Take Electoral College for instance. The Founding Fathers detested populism, though not out of democratic principles as we know them today. While they despised the British-style monarchy that they vehemently fought against, their version of ‘life, liberty and the pursuit of happiness’ was exclusively reserved for white property owning men. They were doubtful of the common man’s ability to make correct political decisions. Thus, they created the system of Electoral College to make sure that the electors could check the whims of the masses and demagogues, and only qualified men could rise to the office of presidency. Paradoxically, it was precisely the system of Electoral College that elevated a far-right populist to the highest political office in the U.S. In a popular-voting framework, the U.S would’ve had its first female President instead. A classic case of institutional conservatism.

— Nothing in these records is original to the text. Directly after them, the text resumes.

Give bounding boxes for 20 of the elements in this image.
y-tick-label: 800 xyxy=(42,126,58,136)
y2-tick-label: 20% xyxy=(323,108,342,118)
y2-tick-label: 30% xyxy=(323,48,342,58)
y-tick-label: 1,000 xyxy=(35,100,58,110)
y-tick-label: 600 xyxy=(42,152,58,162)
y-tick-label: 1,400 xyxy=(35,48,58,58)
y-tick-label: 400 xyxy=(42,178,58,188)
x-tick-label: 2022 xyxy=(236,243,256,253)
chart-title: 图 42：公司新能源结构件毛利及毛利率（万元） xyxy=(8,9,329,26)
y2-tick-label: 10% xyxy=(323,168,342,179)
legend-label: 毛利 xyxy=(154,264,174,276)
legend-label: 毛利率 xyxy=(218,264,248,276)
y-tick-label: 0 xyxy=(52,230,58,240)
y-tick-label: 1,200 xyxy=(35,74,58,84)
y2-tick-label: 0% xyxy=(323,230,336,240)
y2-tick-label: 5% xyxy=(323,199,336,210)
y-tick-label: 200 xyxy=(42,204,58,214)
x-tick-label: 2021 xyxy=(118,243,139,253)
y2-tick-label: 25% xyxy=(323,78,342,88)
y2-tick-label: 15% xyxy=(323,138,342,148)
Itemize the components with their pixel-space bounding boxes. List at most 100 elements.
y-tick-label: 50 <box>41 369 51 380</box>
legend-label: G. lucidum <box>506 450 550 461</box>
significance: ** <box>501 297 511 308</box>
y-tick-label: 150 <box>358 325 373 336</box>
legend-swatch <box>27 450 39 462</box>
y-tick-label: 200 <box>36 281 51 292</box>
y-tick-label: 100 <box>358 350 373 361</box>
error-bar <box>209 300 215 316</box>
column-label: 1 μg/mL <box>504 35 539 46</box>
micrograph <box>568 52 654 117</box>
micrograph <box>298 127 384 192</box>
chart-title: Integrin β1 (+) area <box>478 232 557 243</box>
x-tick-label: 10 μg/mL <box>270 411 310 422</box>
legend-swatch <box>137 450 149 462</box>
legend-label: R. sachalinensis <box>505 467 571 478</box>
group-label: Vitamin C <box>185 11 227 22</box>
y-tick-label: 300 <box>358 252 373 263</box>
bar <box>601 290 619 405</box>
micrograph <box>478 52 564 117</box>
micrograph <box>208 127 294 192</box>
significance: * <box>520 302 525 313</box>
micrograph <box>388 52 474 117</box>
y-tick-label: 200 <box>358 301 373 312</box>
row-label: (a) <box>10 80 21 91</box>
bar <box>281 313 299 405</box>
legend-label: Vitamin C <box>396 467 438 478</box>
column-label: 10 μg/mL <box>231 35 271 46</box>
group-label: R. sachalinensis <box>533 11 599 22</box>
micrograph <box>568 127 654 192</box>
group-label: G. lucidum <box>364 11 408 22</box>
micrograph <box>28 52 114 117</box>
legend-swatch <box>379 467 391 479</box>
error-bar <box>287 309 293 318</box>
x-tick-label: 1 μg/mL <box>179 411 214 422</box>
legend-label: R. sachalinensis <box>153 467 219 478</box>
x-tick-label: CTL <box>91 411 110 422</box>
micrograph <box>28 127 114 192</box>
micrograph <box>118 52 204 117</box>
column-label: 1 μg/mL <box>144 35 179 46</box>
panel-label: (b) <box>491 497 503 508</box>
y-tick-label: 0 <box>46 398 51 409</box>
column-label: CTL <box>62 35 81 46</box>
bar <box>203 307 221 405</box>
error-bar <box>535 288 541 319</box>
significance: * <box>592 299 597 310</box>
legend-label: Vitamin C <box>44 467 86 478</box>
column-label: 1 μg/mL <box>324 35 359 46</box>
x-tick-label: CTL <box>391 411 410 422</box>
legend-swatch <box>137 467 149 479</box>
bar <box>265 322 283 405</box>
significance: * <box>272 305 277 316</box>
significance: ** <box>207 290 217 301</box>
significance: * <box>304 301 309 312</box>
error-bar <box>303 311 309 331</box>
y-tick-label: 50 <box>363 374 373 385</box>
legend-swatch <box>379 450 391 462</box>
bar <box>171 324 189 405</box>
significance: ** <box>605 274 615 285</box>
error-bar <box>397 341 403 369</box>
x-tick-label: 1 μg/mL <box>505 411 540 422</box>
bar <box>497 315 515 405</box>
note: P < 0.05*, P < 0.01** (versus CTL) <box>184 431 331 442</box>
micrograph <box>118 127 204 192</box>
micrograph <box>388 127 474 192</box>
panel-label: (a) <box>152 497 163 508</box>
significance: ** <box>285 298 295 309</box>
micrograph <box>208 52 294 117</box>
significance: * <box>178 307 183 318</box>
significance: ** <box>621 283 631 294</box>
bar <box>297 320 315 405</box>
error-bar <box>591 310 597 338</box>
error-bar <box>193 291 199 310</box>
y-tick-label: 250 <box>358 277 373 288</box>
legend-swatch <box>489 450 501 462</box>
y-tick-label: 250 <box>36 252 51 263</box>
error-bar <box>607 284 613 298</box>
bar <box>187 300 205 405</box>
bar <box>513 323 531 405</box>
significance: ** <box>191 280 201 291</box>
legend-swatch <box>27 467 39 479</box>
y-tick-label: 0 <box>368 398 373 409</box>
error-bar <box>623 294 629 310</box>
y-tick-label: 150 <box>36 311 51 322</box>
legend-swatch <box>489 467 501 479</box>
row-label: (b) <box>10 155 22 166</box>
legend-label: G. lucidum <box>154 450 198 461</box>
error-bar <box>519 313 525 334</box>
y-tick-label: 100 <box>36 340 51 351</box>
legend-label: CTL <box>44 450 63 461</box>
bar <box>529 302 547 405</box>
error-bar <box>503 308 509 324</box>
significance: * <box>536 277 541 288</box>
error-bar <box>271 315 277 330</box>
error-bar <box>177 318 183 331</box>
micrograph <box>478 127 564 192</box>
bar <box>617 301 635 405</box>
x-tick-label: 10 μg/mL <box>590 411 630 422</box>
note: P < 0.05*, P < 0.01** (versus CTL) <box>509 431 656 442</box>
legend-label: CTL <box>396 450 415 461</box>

The checks and balances embedded within the three branches of government are also falling in disuse. While Judiciary wields immense authority, it is actually legislature that has the most power to check Trump’s populist whims. The president has little capacity to do anything without the Congress. From raising money to declaring war to staffing his own government, the president is overwhelmingly dependent on Congress’s express permission. Congress has the power to force Trump to release his tax returns or to turn his assets over to a blind trust. They could’ve rejected the nomination of Neil Gorsuch to the Supreme Court- one of the most conservative U.S. justices. They can impeach Trump for the obstruction of justice for firing former-FBI Director James Comey. The Congress can do all these things but they won’t. In amassing unprecedented power and breaking political norms, Trump is doing exactly what the Founders would have expected. The blame rests squarely on Congress which has been subject to greatest political decay. This was something where the framers failed to visualize the future American political trajectory. The Madisonian constitutional system was created on an unwarranted faith that the plurality of interests within the country would resist the creation of organized political parties. This, of course, did not happen. 

The checks and balances operate under the assumption that each branch would compete for its own authority and exert its independent influence and the natural by-product of this setting would be a balance of power among the branches. This framework has been undermined due to the presence of organized and ideologically-driven political parties which are competing across the the three branches of government. For instance, after the death of Supreme Court Justice Antonin Scalia, President Obama nominated Merrick Garland for the vacant position. The Republican-controlled Senate, however, filibustered Garland’s nomination. Later, when democrats tried to do the same Trump’s nomination of Neil Gorsuch, the Republicans resorted to the ‘nuclear option’-  a parliamentary procedure which allows the U.S. Senate to override a precedent or rule by a simple majority of 51 votes  rather than by a supermajority of 60 votes. They criticized filibuster as an unnecessary obstructionism on part of Democratic Senators. This reflects the extent to which partisanship has been institutionalised in American political culture. Congressional members today are less interested in protecting the authority of their institution than in toeing the party line. Consequently, Trump is increasingly accumulating more power, dismantling the centrist schemes of Obama administration, and abusing power without the fear of impeachment.

President Donald Trump’s barrage of attacks on the foundations of democratic governance- threatening checks and balances, civil rights and liberties, and long-established political norms- is not the cause of American political decay but its causal effect. Just like in the past, the current equilibrium in the decayed American political system can only be knocked off by either a strong external shock or a large-scale reform coalition in order to make real policy reform possible. Till then, the world’s oldest constitutional democracy would continue to make a mockery of democratic norms.